Ahora, tan pronto concluye la presentación, recibo una triste noticia: este 4 de noviembre, todo México queda conmovido por el fallecimiento de un músico único, pináculo de la composición, la enseñanza y la difusión de la música contemporánea en mi país, Mario Lavista. Él fue uno de esos nodos amables y gratificantes, no sólo de la expresión musical, sino también de toda poesía, artes plásticas, ópera y edición cultural a través de su obra misma, su diálogo constante con la elite creativa del país y de la importantísima revista Pauta, cuadernos de teoría y crítica musical que Lavista creó en 1981 instigado por otro gran músico: Carlos Chávez.
Lavista fue genial en su manejo de las cargas filosóficas, teóricas e incluso proféticas en su obra, así como en su manera de conectar ideas y resolver contradicciones. Superó cualquier nacionalismo esclerótico y dotó a las voces antiguas de una proyección modernísima basada en una explicación, siempre bien sustentada, sobre la superación de los límites de lo tonal y la apertura del abanico exploratorio musical que hoy, desde la posmodernidad, nos caracteriza.
Pero la epifanía del momento no proviene sólo de su lamentable fallecimiento, ni del hecho de que también a inicios de noviembre (el día 11 para ser exactos) se cumplieron 93 años de que el escritor Carlos Fuentes naciera (y aclaro aquí que Fuentes era amante de la ópera y gustaba que ésta influyera en su escritura como lo demuestran su declaración en torno a la redacción de El Instinto de Inez donde usó el ritmo a la manera de Berlioz y La Condenación de Fausto).
Mi memoria voló de inmediato a un primer contacto con la obra de Mario Lavista ocurrido en 1989 en el estreno de Aura (música de Lavista, libreto del dramaturgo Juan Tovar y trama también basada en una novela, breve, dual, intensa y de ambientes plásticos, en este caso Aura de Carlos Fuentes). En esa ocasión entré al Palacio de Bellas Artes gracias a las influencias que para conseguir entradas tenía un amigo, Gerardo Kleinburg, extraordinario y ameno crítico musical que no me canso en recomendar. Fue mi más sensible contacto con un dilema que prevalece: el trabajo de conversión virtuosa en ópera de una novela, rebasando el trabajo general de un libretista.

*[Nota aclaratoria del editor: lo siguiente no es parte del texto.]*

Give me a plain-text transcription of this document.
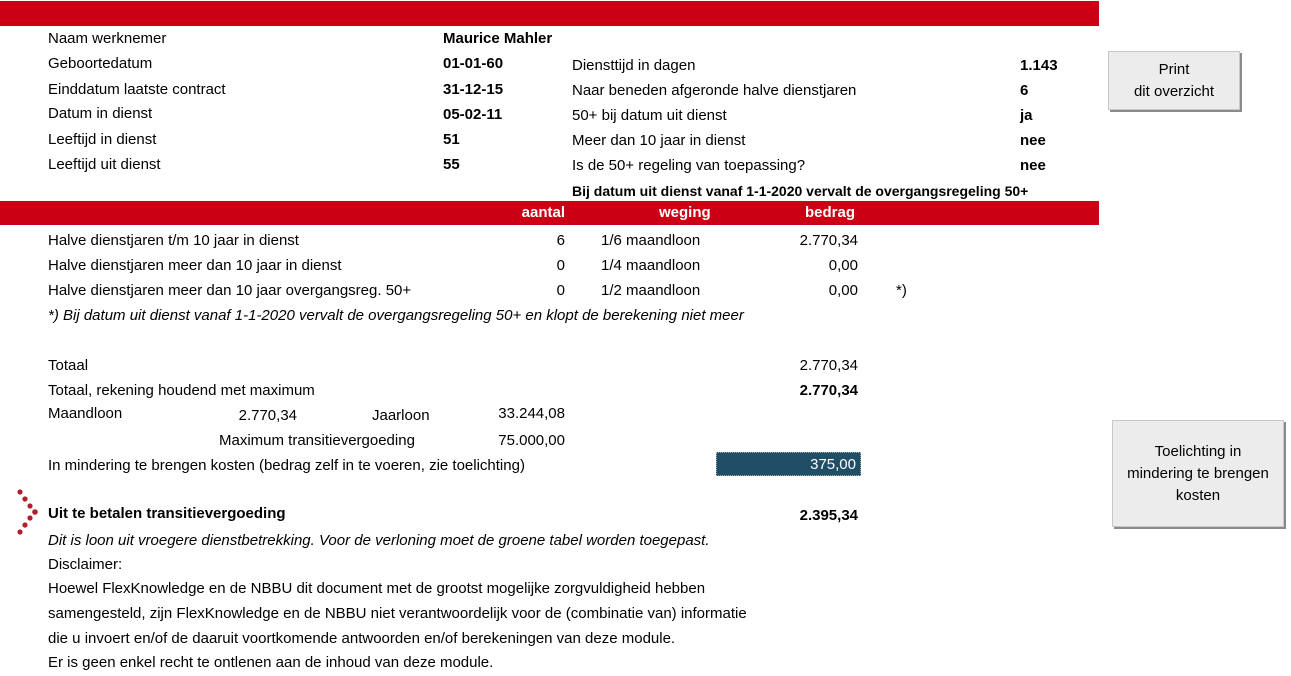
Naam werknemer	Maurice Mahler
Geboortedatum	01-01-60
Einddatum laatste contract	31-12-15
Datum in dienst	05-02-11
Leeftijd in dienst	51
Leeftijd uit dienst	55
Diensttijd in dagen	1.143
Naar beneden afgeronde halve dienstjaren	6
50+ bij datum uit dienst	ja
Meer dan 10 jaar in dienst	nee
Is de 50+ regeling van toepassing?	nee
Bij datum uit dienst vanaf 1-1-2020 vervalt de overgangsregeling 50+
Print
dit overzicht
aantal	weging	bedrag
Halve dienstjaren t/m 10 jaar in dienst	6 1/6 maandloon	2.770,34
Halve dienstjaren meer dan 10 jaar in dienst	0 1/4 maandloon	0,00
Halve dienstjaren meer dan 10 jaar overgangsreg. 50+	0 1/2 maandloon	0,00	*)
*) Bij datum uit dienst vanaf 1-1-2020 vervalt de overgangsregeling 50+ en klopt de berekening niet meer
Totaal	2.770,34
Totaal, rekening houdend met maximum	2.770,34
Maandloon	2.770,34	Jaarloon	33.244,08
Maximum transitievergoeding	75.000,00
In mindering te brengen kosten (bedrag zelf in te voeren, zie toelichting)	375,00
Toelichting in
mindering te brengen
kosten
Uit te betalen transitievergoeding	2.395,34
Dit is loon uit vroegere dienstbetrekking. Voor de verloning moet de groene tabel worden toegepast.
Disclaimer:
Hoewel FlexKnowledge en de NBBU dit document met de grootst mogelijke zorgvuldigheid hebben
samengesteld, zijn FlexKnowledge en de NBBU niet verantwoordelijk voor de (combinatie van) informatie
die u invoert en/of de daaruit voortkomende antwoorden en/of berekeningen van deze module.
Er is geen enkel recht te ontlenen aan de inhoud van deze module.
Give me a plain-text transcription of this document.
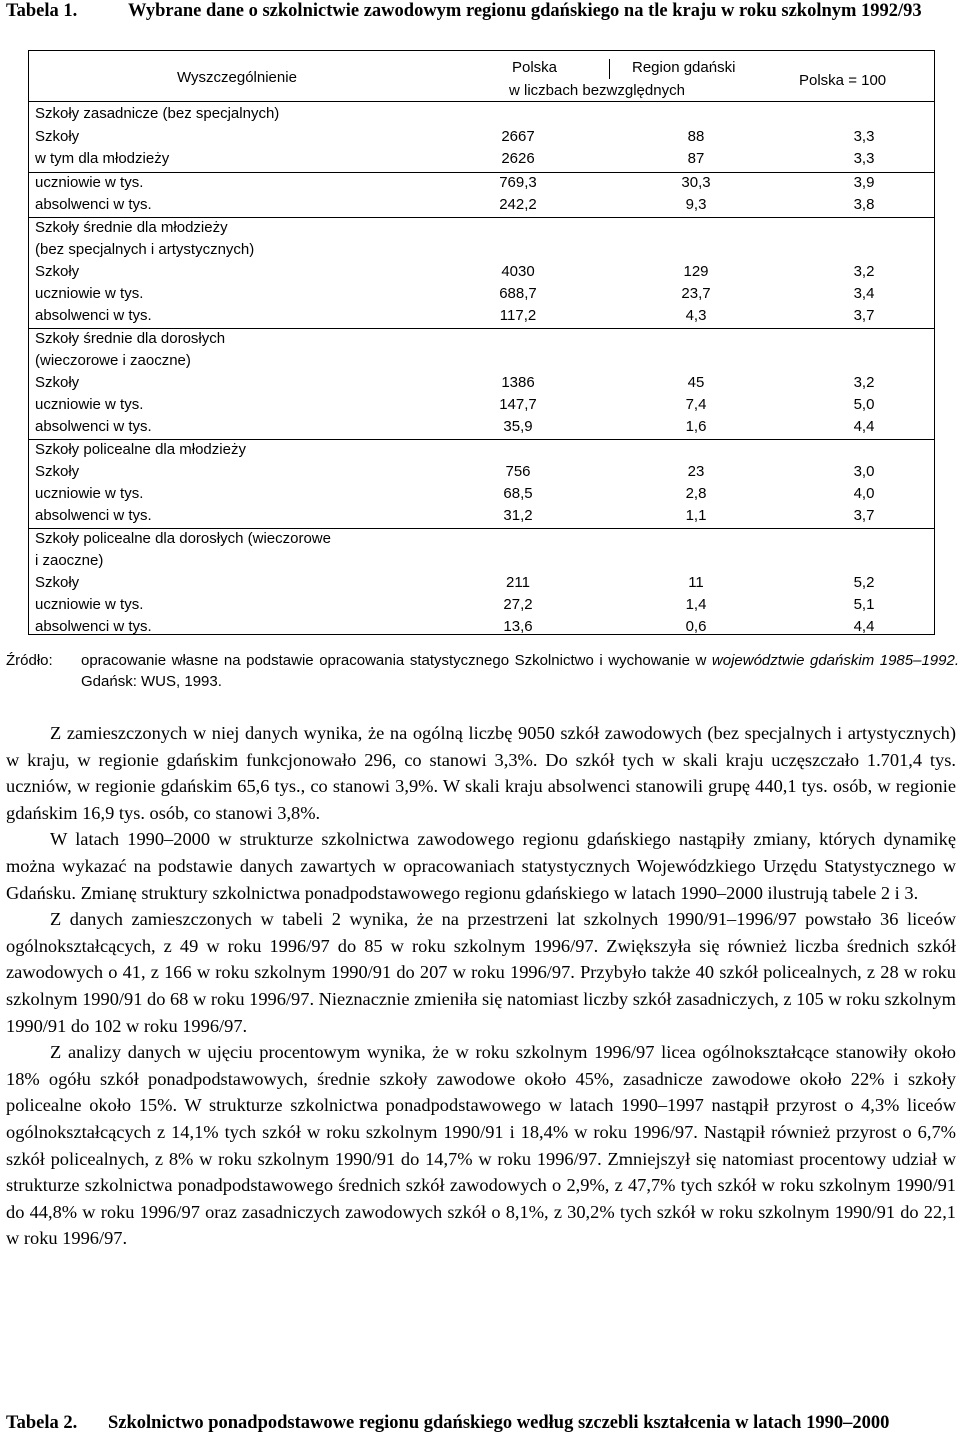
Tabela 1.	Wybrane dane o szkolnictwie zawodowym regionu gdańskiego na tle kraju w roku szkolnym 1992/93
Wyszczególnienie
Polska	Region gdański
w liczbach bezwzględnych
Polska = 100
Szkoły zasadnicze (bez specjalnych)
Szkoły	2667	88	3,3
w tym dla młodzieży	2626	87	3,3
uczniowie w tys.	769,3	30,3	3,9
absolwenci w tys.	242,2	9,3	3,8
Szkoły średnie dla młodzieży
(bez specjalnych i artystycznych)
Szkoły	4030	129	3,2
uczniowie w tys.	688,7	23,7	3,4
absolwenci w tys.	117,2	4,3	3,7
Szkoły średnie dla dorosłych
(wieczorowe i zaoczne)
Szkoły	1386	45	3,2
uczniowie w tys.	147,7	7,4	5,0
absolwenci w tys.	35,9	1,6	4,4
Szkoły policealne dla młodzieży
Szkoły	756	23	3,0
uczniowie w tys.	68,5	2,8	4,0
absolwenci w tys.	31,2	1,1	3,7
Szkoły policealne dla dorosłych (wieczorowe
i zaoczne)
Szkoły	211	11	5,2
uczniowie w tys.	27,2	1,4	5,1
absolwenci w tys.	13,6	0,6	4,4
Źródło: opracowanie własne na podstawie opracowania statystycznego Szkolnictwo i wychowanie w województwie gdańskim 1985–1992. Gdańsk: WUS, 1993.

Z zamieszczonych w niej danych wynika, że na ogólną liczbę 9050 szkół zawodowych (bez specjalnych i artystycznych) w kraju, w regionie gdańskim funkcjonowało 296, co stanowi 3,3%. Do szkół tych w skali kraju uczęszczało 1.701,4 tys. uczniów, w regionie gdańskim 65,6 tys., co stanowi 3,9%. W skali kraju absolwenci stanowili grupę 440,1 tys. osób, w regionie gdańskim 16,9 tys. osób, co stanowi 3,8%.

W latach 1990–2000 w strukturze szkolnictwa zawodowego regionu gdańskiego nastąpiły zmiany, których dynamikę można wykazać na podstawie danych zawartych w opracowaniach statystycznych Wojewódzkiego Urzędu Statystycznego w Gdańsku. Zmianę struktury szkolnictwa ponadpodstawowego regionu gdańskiego w latach 1990–2000 ilustrują tabele 2 i 3.

Z danych zamieszczonych w tabeli 2 wynika, że na przestrzeni lat szkolnych 1990/91–1996/97 powstało 36 liceów ogólnokształcących, z 49 w roku 1996/97 do 85 w roku szkolnym 1996/97. Zwiększyła się również liczba średnich szkół zawodowych o 41, z 166 w roku szkolnym 1990/91 do 207 w roku 1996/97. Przybyło także 40 szkół policealnych, z 28 w roku szkolnym 1990/91 do 68 w roku 1996/97. Nieznacznie zmieniła się natomiast liczby szkół zasadniczych, z 105 w roku szkolnym 1990/91 do 102 w roku 1996/97.

Z analizy danych w ujęciu procentowym wynika, że w roku szkolnym 1996/97 licea ogólnokształcące stanowiły około 18% ogółu szkół ponadpodstawowych, średnie szkoły zawodowe około 45%, zasadnicze zawodowe około 22% i szkoły policealne około 15%. W strukturze szkolnictwa ponadpodstawowego w latach 1990–1997 nastąpił przyrost o 4,3% liceów ogólnokształcących z 14,1% tych szkół w roku szkolnym 1990/91 i 18,4% w roku 1996/97. Nastąpił również przyrost o 6,7% szkół policealnych, z 8% w roku szkolnym 1990/91 do 14,7% w roku 1996/97. Zmniejszył się natomiast procentowy udział w strukturze szkolnictwa ponadpodstawowego średnich szkół zawodowych o 2,9%, z 47,7% tych szkół w roku szkolnym 1990/91 do 44,8% w roku 1996/97 oraz zasadniczych zawodowych szkół o 8,1%, z 30,2% tych szkół w roku szkolnym 1990/91 do 22,1 w roku 1996/97.

Tabela 2. Szkolnictwo ponadpodstawowe regionu gdańskiego według szczebli kształcenia w latach 1990–2000
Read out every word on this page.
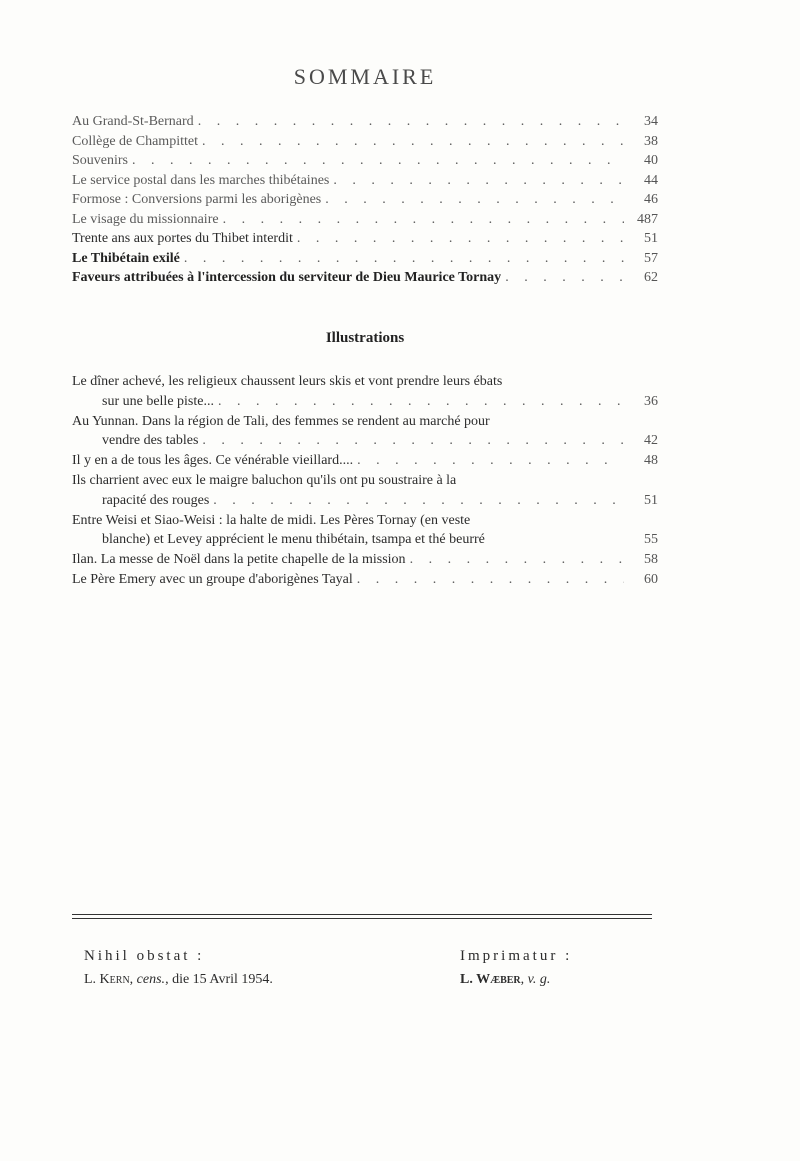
SOMMAIRE
Au Grand-St-Bernard . . .	34
Collège de Champittet . . .	38
Souvenirs . . .	40
Le service postal dans les marches thibétaines . . .	44
Formose : Conversions parmi les aborigènes . . .	46
Le visage du missionnaire . . .	487
Trente ans aux portes du Thibet interdit . . .	51
Le Thibétain exilé . . .	57
Faveurs attribuées à l'intercession du serviteur de Dieu Maurice Tornay . . .	62
Illustrations
Le dîner achevé, les religieux chaussent leurs skis et vont prendre leurs ébats
sur une belle piste... . . .	36
Au Yunnan. Dans la région de Tali, des femmes se rendent au marché pour
vendre des tables . . .	42
Il y en a de tous les âges. Ce vénérable vieillard.... . . .	48
Ils charrient avec eux le maigre baluchon qu'ils ont pu soustraire à la
rapacité des rouges . . .	51
Entre Weisi et Siao-Weisi : la halte de midi. Les Pères Tornay (en veste
blanche) et Levey apprécient le menu thibétain, tsampa et thé beurré	55
Ilan. La messe de Noël dans la petite chapelle de la mission . . .	58
Le Père Emery avec un groupe d'aborigènes Tayal . . .	60
Nihil obstat :
L. Kern, cens., die 15 Avril 1954.
Imprimatur :
L. Wæber, v. g.
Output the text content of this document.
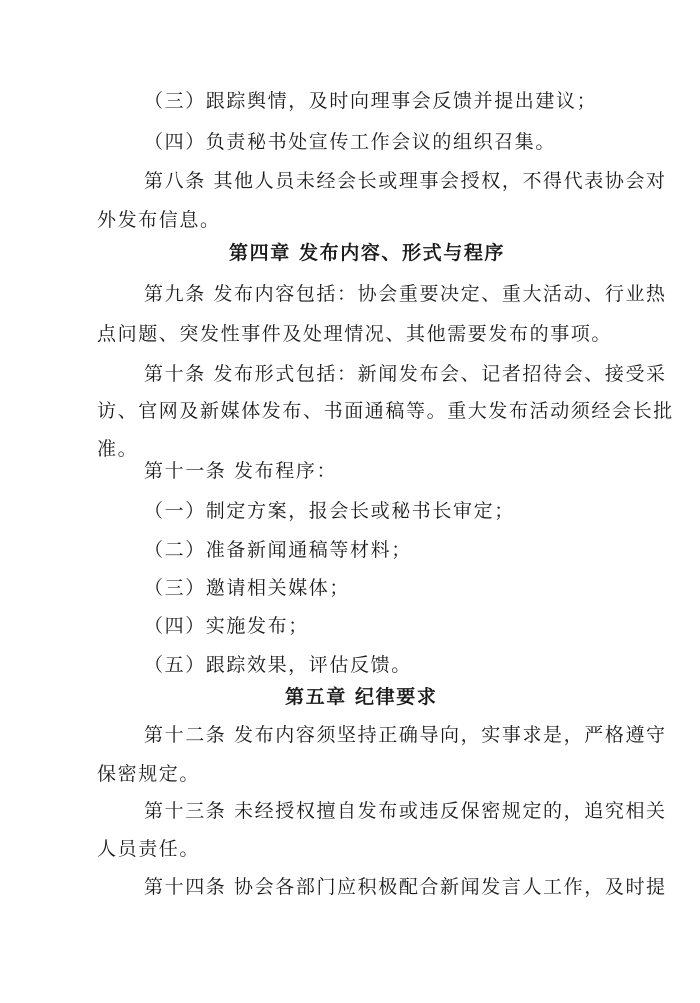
（三）跟踪舆情，及时向理事会反馈并提出建议；
（四）负责秘书处宣传工作会议的组织召集。
第八条 其他人员未经会长或理事会授权，不得代表协会对
外发布信息。
第四章 发布内容、形式与程序
第九条 发布内容包括：协会重要决定、重大活动、行业热
点问题、突发性事件及处理情况、其他需要发布的事项。
第十条 发布形式包括：新闻发布会、记者招待会、接受采
访、官网及新媒体发布、书面通稿等。重大发布活动须经会长批
准。
第十一条 发布程序：
（一）制定方案，报会长或秘书长审定；
（二）准备新闻通稿等材料；
（三）邀请相关媒体；
（四）实施发布；
（五）跟踪效果，评估反馈。
第五章 纪律要求
第十二条 发布内容须坚持正确导向，实事求是，严格遵守
保密规定。
第十三条 未经授权擅自发布或违反保密规定的，追究相关
人员责任。
第十四条 协会各部门应积极配合新闻发言人工作，及时提
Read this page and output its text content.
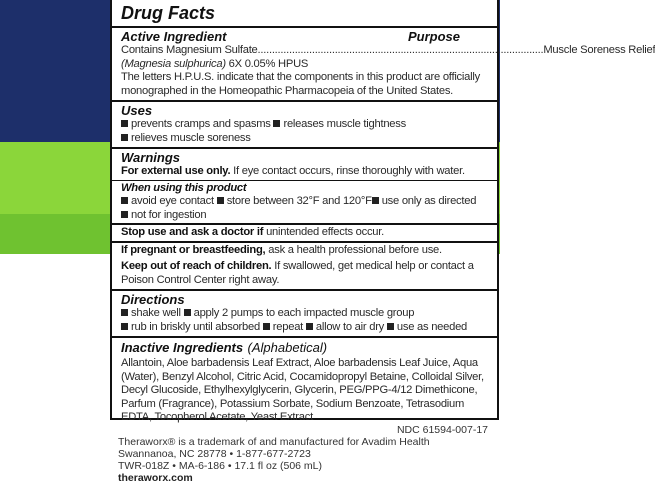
Drug Facts
Active Ingredient	Purpose
Contains Magnesium Sulfate .................................................................................................... Muscle Soreness Relief
(Magnesia sulphurica) 6X 0.05% HPUS
The letters H.P.U.S. indicate that the components in this product are officially monographed in the Homeopathic Pharmacopeia of the United States.
Uses
prevents cramps and spasms releases muscle tightness
relieves muscle soreness
Warnings
For external use only. If eye contact occurs, rinse thoroughly with water.
When using this product
avoid eye contact store between 32°F and 120°F use only as directed
not for ingestion
Stop use and ask a doctor if unintended effects occur.
If pregnant or breastfeeding, ask a health professional before use.
Keep out of reach of children. If swallowed, get medical help or contact a Poison Control Center right away.
Directions
shake well apply 2 pumps to each impacted muscle group
rub in briskly until absorbed repeat allow to air dry use as needed
Inactive Ingredients (Alphabetical)
Allantoin, Aloe barbadensis Leaf Extract, Aloe barbadensis Leaf Juice, Aqua (Water), Benzyl Alcohol, Citric Acid, Cocamidopropyl Betaine, Colloidal Silver, Decyl Glucoside, Ethylhexylglycerin, Glycerin, PEG/PPG-4/12 Dimethicone, Parfum (Fragrance), Potassium Sorbate, Sodium Benzoate, Tetrasodium EDTA, Tocopherol Acetate, Yeast Extract
NDC 61594-007-17
Theraworx® is a trademark of and manufactured for Avadim Health
Swannanoa, NC 28778 • 1-877-677-2723
TWR-018Z • MA-6-186 • 17.1 fl oz (506 mL)
theraworx.com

Las novelas hechas ópera son múltiples y algunas representan atrevimientos sublimes. Pocos mejores ejemplos que lo realizado por Benjamin Britten (confabulado con E. M. Forster y Eric Crozier) para (re)crear Billy Budd en ópera con base en la novela de Herman Malville; el propio Benjamin compuso Muerte en Venecia con ayuda de Myfanwy Piper reviviendo con filosa emoción la novela de Thomas Mann. Destacamos una tradición vieja que tiene como pináculo, quizás, Carmen donde Bizet elevó por encima de sí misma la novela de Prosper Mérimée. Y haciendo memoria rápida, nos llegan óperas basadas en Alicia en el país de las maravillas, en Pinoccio o en la saga de Gösta Berling.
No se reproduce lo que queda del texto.